La troisième particularité de ses conceptions de la laïcité est de réclamer la liberté de religion du point de vue de la majorité. Certes, il admet volontiers que la liberté de religion s’avère plus risquée pour les minorités et il souligne la nécessité pour l’État de leur accorder une attention particulière. Cependant, « comme la liberté de religion est garantie de manière égale à tout le peuple, le simple fait d’être minoritaire ne devrait pas avoir une signification spéciale ni mériter une protection particulière au moins au niveau juridique ». Comme « il est nécessaire que la majorité respecte la croyance des minorités, de même, ces minorités doivent respecter à leur tour la croyance de la majorité » (ibid. : 119-121). Rappelons que Winnifred Sullivan parle de « l’impossibilité de la liberté de religion » pour désigner le fait que la notion occidentale de religion tend à favoriser dans les tribunaux des religions de type protestant — qui disposent de textes sacrés, respectent la volonté de l’individu et s’appuient sur une foi dans la vie privée — au détriment du religieux qui accorde de l’importance à l’oral ainsi qu’au rituel, et exerce parfois des forces contraignantes sur ses membres (Sullivan, 2005). Dans le cas de Momochi, il se contente de déclarer une fois pour toutes que la liberté de religion est en droit garantie pour tous. Sans souci d’accommodement, il ignore ou se tait volontairement sur le fait qu’une manifestation générale peut entraîner une inégalité de fait. Ce comportement se rapporte à l’impossibilité de la liberté de religion à la japonaise, dans la mesure où la notion occidentale de religion y entre plutôt en conflit avec la préséance ad hoc dont bénéficie la majorité. En un mot, Momochi appelle de ses voeux une laïcité de droite, ouverte et bienveillante pour la tradition nationale, mais qui se montre peu soucieuse de garantir le droit des minorités.

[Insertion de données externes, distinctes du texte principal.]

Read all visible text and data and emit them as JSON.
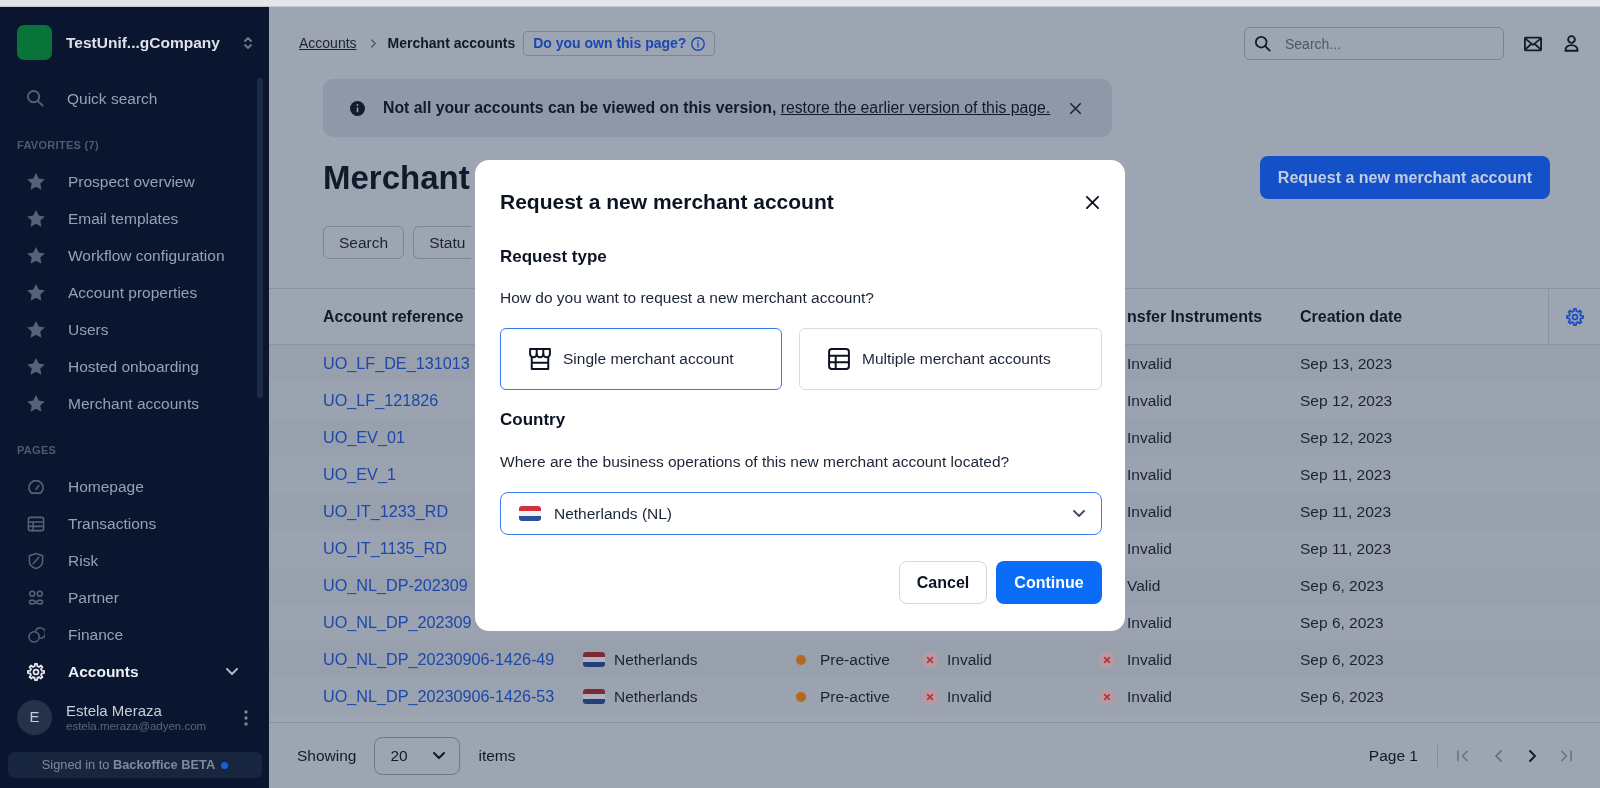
{
  "sidebar": {
    "account_name": "TestUnif...gCompany",
    "quick_search": "Quick search",
    "sections": [
      {
        "title": "FAVORITES (7)",
        "items": [
          {
            "label": "Prospect overview",
            "selected": false
          },
          {
            "label": "Email templates",
            "selected": false
          },
          {
            "label": "Workflow configuration",
            "selected": false
          },
          {
            "label": "Account properties",
            "selected": false
          },
          {
            "label": "Users",
            "selected": false
          },
          {
            "label": "Hosted onboarding",
            "selected": false
          },
          {
            "label": "Merchant accounts",
            "selected": false
          }
        ]
      },
      {
        "title": "PAGES",
        "items": [
          {
            "label": "Homepage",
            "selected": false
          },
          {
            "label": "Transactions",
            "selected": false
          },
          {
            "label": "Risk",
            "selected": false
          },
          {
            "label": "Partner",
            "selected": false
          },
          {
            "label": "Finance",
            "selected": false
          },
          {
            "label": "Accounts",
            "selected": true,
            "expanded": false
          }
        ]
      }
    ],
    "user": {
      "initial": "E",
      "name": "Estela Meraza",
      "email": "estela.meraza@adyen.com"
    },
    "signed_in": "Signed in to **Backoffice BETA**"
  },
  "topbar": {
    "breadcrumb": [
      {
        "label": "Accounts",
        "kind": "link"
      },
      {
        "label": "Merchant accounts",
        "kind": "current"
      }
    ],
    "ownership_button": "Do you own this page?",
    "search": {
      "placeholder": "Search..."
    }
  },
  "banner": {
    "message": "Not all your accounts can be viewed on this version,",
    "link": "restore the earlier version of this page."
  },
  "page": {
    "title": "Merchant",
    "primary_button": "Request a new merchant account",
    "filters": [
      "Search",
      "Statu"
    ]
  },
  "table": {
    "columns": {
      "account_reference": "Account reference",
      "transfer_instruments": "nsfer Instruments",
      "creation_date": "Creation date"
    },
    "rows": [
      {
        "account_reference": "UO_LF_DE_131013",
        "transfer_instruments": {
          "text": "Invalid"
        },
        "creation_date": "Sep 13, 2023"
      },
      {
        "account_reference": "UO_LF_121826",
        "transfer_instruments": {
          "text": "Invalid"
        },
        "creation_date": "Sep 12, 2023"
      },
      {
        "account_reference": "UO_EV_01",
        "transfer_instruments": {
          "text": "Invalid"
        },
        "creation_date": "Sep 12, 2023"
      },
      {
        "account_reference": "UO_EV_1",
        "transfer_instruments": {
          "text": "Invalid"
        },
        "creation_date": "Sep 11, 2023"
      },
      {
        "account_reference": "UO_IT_1233_RD",
        "transfer_instruments": {
          "text": "Invalid"
        },
        "creation_date": "Sep 11, 2023"
      },
      {
        "account_reference": "UO_IT_1135_RD",
        "transfer_instruments": {
          "text": "Invalid"
        },
        "creation_date": "Sep 11, 2023"
      },
      {
        "account_reference": "UO_NL_DP-202309",
        "transfer_instruments": {
          "text": "Valid"
        },
        "creation_date": "Sep 6, 2023"
      },
      {
        "account_reference": "UO_NL_DP_202309",
        "transfer_instruments": {
          "text": "Invalid"
        },
        "creation_date": "Sep 6, 2023"
      },
      {
        "account_reference": "UO_NL_DP_20230906-1426-49",
        "column_2": "Netherlands",
        "column_3": {
          "text": "Pre-active",
          "color": "#b4691c"
        },
        "column_4": {
          "text": "Invalid",
          "valid": false
        },
        "transfer_instruments": {
          "text": "Invalid",
          "valid": false
        },
        "creation_date": "Sep 6, 2023"
      },
      {
        "account_reference": "UO_NL_DP_20230906-1426-53",
        "column_2": "Netherlands",
        "column_3": {
          "text": "Pre-active",
          "color": "#b4691c"
        },
        "column_4": {
          "text": "Invalid",
          "valid": false
        },
        "transfer_instruments": {
          "text": "Invalid",
          "valid": false
        },
        "creation_date": "Sep 6, 2023"
      }
    ]
  },
  "footer": {
    "showing_label": "Showing",
    "page_size": "20",
    "items_label": "items",
    "page": "Page 1",
    "pagination": [
      {
        "kind": "first",
        "disabled": true
      },
      {
        "kind": "previous",
        "disabled": true
      },
      {
        "kind": "next",
        "disabled": false
      },
      {
        "kind": "last",
        "disabled": true
      }
    ]
  },
  "modal": {
    "title": "Request a new merchant account",
    "request_type": {
      "heading": "Request type",
      "question": "How do you want to request a new merchant account?",
      "options": [
        {
          "label": "Single merchant account",
          "selected": true
        },
        {
          "label": "Multiple merchant accounts",
          "selected": false
        }
      ]
    },
    "country": {
      "heading": "Country",
      "question": "Where are the business operations of this new merchant account located?",
      "value": "Netherlands (NL)"
    },
    "buttons": [
      {
        "label": "Cancel",
        "kind": "secondary"
      },
      {
        "label": "Continue",
        "kind": "primary"
      }
    ]
  }
}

Cette laïcité de droite s’impose peu à peu, relayée par l’évolution des jurisprudences. Ainsi, en 1977, la Cour suprême a jugé constitutionnelle la dépense de fonds publics afin de financer une cérémonie d’origine shinto pour inaugurer la construction d’un gymnase municipal ; en 1988, elle a également déclaré constitutionnelle l’initiative de la fraternité militaire (taiyûkai) dans la préfecture de Yakaguchi afin d’intégrer l’âme d’un officier des forces d’autodéfense à un sanctuaire shinto, malgré la volonté de sa veuve chrétienne, en exigeant de celle-ci une tolérance et un respect vis-à-vis des rituels shintos. En revanche, la Cour suprême a déclaré, en 1997, anticonstitutionnelle la dépense des fonds publics de la préfecture d’Ehime pour les fêtes du sanctuaire Yasukuni. À l’occasion de ce jugement, pourtant, deux juges sur quinze ont exprimé leurs opinions dissidentes, dont l’une émise par Toru Miyoshi qui a par la suite occupé les fonctions de président de la Conférence du Japon (2001-2015). Il vaut la peine de nous attarder sur la manière dont il justifie sa prise de position :

Commémorer et consoler les âmes qui ont consacré leur vie pour protéger leur patrie, leurs parents, leur femme, leurs enfants et leurs compatriotes est un acte naturel, non seulement pour leurs proches survivants mais aussi pour notre peuple en général. Cette commémoration ayant pour but de prier pour la paix de la patrie et du monde, ainsi que de consoler l’épouse et la famille des défunts participe aux sentiments universels de la nature humaine qui dépassent les différences des religions, des confessions, des ethnies et des nations. Effectuer une telle commémoration de la part de l’État, des gouvernements locaux et de leurs représentants est non seulement conforme aux sentiments de la majorité du peuple au-delà des familles des victimes, mais aussi fait preuve de courtoisie naturelle et constitue même une obligation morale.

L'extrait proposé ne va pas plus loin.